Yukata (casual cotton kimonos) and tenugui (hand towels) are made using this technique, but the number of artisans and factories are decreasing. Chusen (dye pouring) is a technique unique to Japan. Using one stencil paper and dyeing in several colors by using resist glue is a dyeing technique that can only be seen in Japan. There is also a technique called bokashi zome where an experienced artisan uses two or more colors to create a gradation with exquisite balance.
As most of the processes are done by hand, no two pieces are the same. The unique textures made from delicate gradations and blurs that can only be made by an artisan's handwork is the charm of chusen.


Tokyo Honzome Chusen - History

Chusen is a traditional technique with a history of more than 150 years. It became widely popular in the Meiji period as a replacement of nagaita chugata which was the mainstream dyeing technique up to then. Chusen was a revolutionary technique as fabrics dyed on both sides could be produced in large quantities by contriving ways to use resist glue.
Chusen is a technique used all over Japan, but Tokyo is the main production area. One of the reasons for this is because there used to be a custom in Edo (current Tokyo) where people gave tenugui as gifts, and as tenugui were used regularly in daily life, people in Tokyo were familiar with dyed products.
The number of factories and the demand for chusen which once flourished is decreasing with the change of life style and advent of chemical fiber. Even so, chusen is being used not only for tenugui and yukata, but also for clothes and bags that match the modern life style, and the traditional techniques of chusen are being passed down to the next generation.

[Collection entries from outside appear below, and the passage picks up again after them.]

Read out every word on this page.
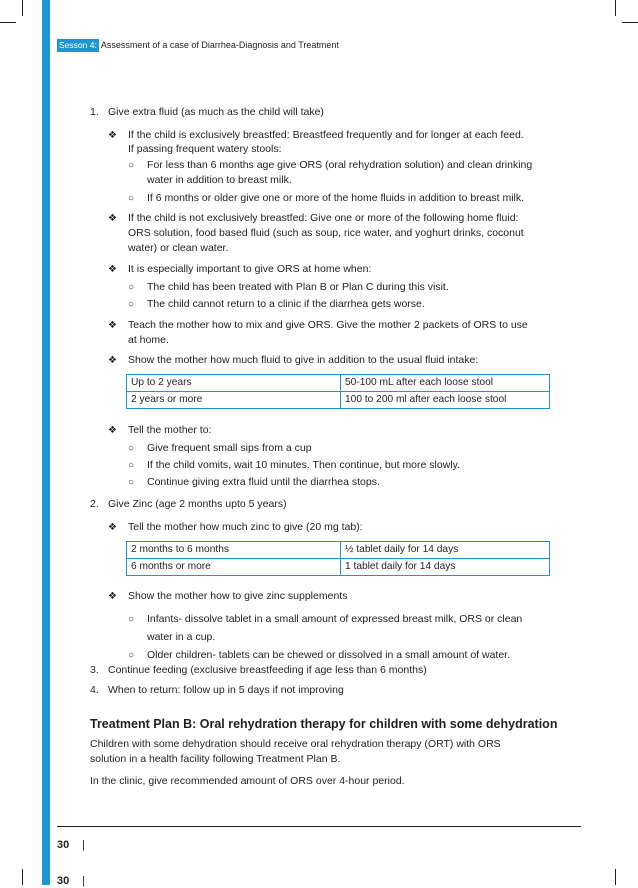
Sesson 4: Assessment of a case of Diarrhea-Diagnosis and Treatment
1. Give extra fluid (as much as the child will take)
❖ If the child is exclusively breastfed: Breastfeed frequently and for longer at each feed.
If passing frequent watery stools:
○ For less than 6 months age give ORS (oral rehydration solution) and clean drinking
water in addition to breast milk.
○ If 6 months or older give one or more of the home fluids in addition to breast milk.
❖ If the child is not exclusively breastfed: Give one or more of the following home fluid:
ORS solution, food based fluid (such as soup, rice water, and yoghurt drinks, coconut
water) or clean water.
❖ It is especially important to give ORS at home when:
○ The child has been treated with Plan B or Plan C during this visit.
○ The child cannot return to a clinic if the diarrhea gets worse.
❖ Teach the mother how to mix and give ORS. Give the mother 2 packets of ORS to use
at home.
❖ Show the mother how much fluid to give in addition to the usual fluid intake:
Up to 2 years	50-100 mL after each loose stool
2 years or more	100 to 200 ml after each loose stool
❖ Tell the mother to:
○ Give frequent small sips from a cup
○ If the child vomits, wait 10 minutes. Then continue, but more slowly.
○ Continue giving extra fluid until the diarrhea stops.
2. Give Zinc (age 2 months upto 5 years)
❖ Tell the mother how much zinc to give (20 mg tab):
2 months to 6 months	½ tablet daily for 14 days
6 months or more	1 tablet daily for 14 days
❖ Show the mother how to give zinc supplements
○ Infants- dissolve tablet in a small amount of expressed breast milk, ORS or clean
water in a cup.
○ Older children- tablets can be chewed or dissolved in a small amount of water.
3. Continue feeding (exclusive breastfeeding if age less than 6 months)
4. When to return: follow up in 5 days if not improving
Treatment Plan B: Oral rehydration therapy for children with some dehydration
Children with some dehydration should receive oral rehydration therapy (ORT) with ORS
solution in a health facility following Treatment Plan B.
In the clinic, give recommended amount of ORS over 4-hour period.
30 |
30 |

General Production Process

Tokyo Honzome Chusen - General Production Process

  1. 1. Softening the base fabric and drying The white base fabric is soaked in hot water to remove distortions to make dyeing easier and is dried in the sun.
  2. 2. Rolling up the fabric The fabric is straightened and made into rolls.
  3. 3. Preparing the glue and applying to the stencil paper Water and limestone powder is mixed into the resist glue made from glutinous rice. The stencil paper is stretched on the frame, the frame is placed on the fabric, and resist glue is applied with a spatula. The fabric is folded after the resist glue is applied and resist glue is applied on the next layer of fabric. This process is repeated.
  4. 4. Dyeing Dye is poured onto the surface with a kettle, and a compressor is used from the back side to draw the dye into the fabric . After one side is dyed, the fabric is turned over to dye the other side.
  5. 5. Washing and drying The resist glue and excess dye is washed away with water, and the fabric is dried in the sun.
  6. 6. Finishing After the fabric is dry, it is rolled up. Wrinkles are smoothed out using a roller, and the fabric is complete.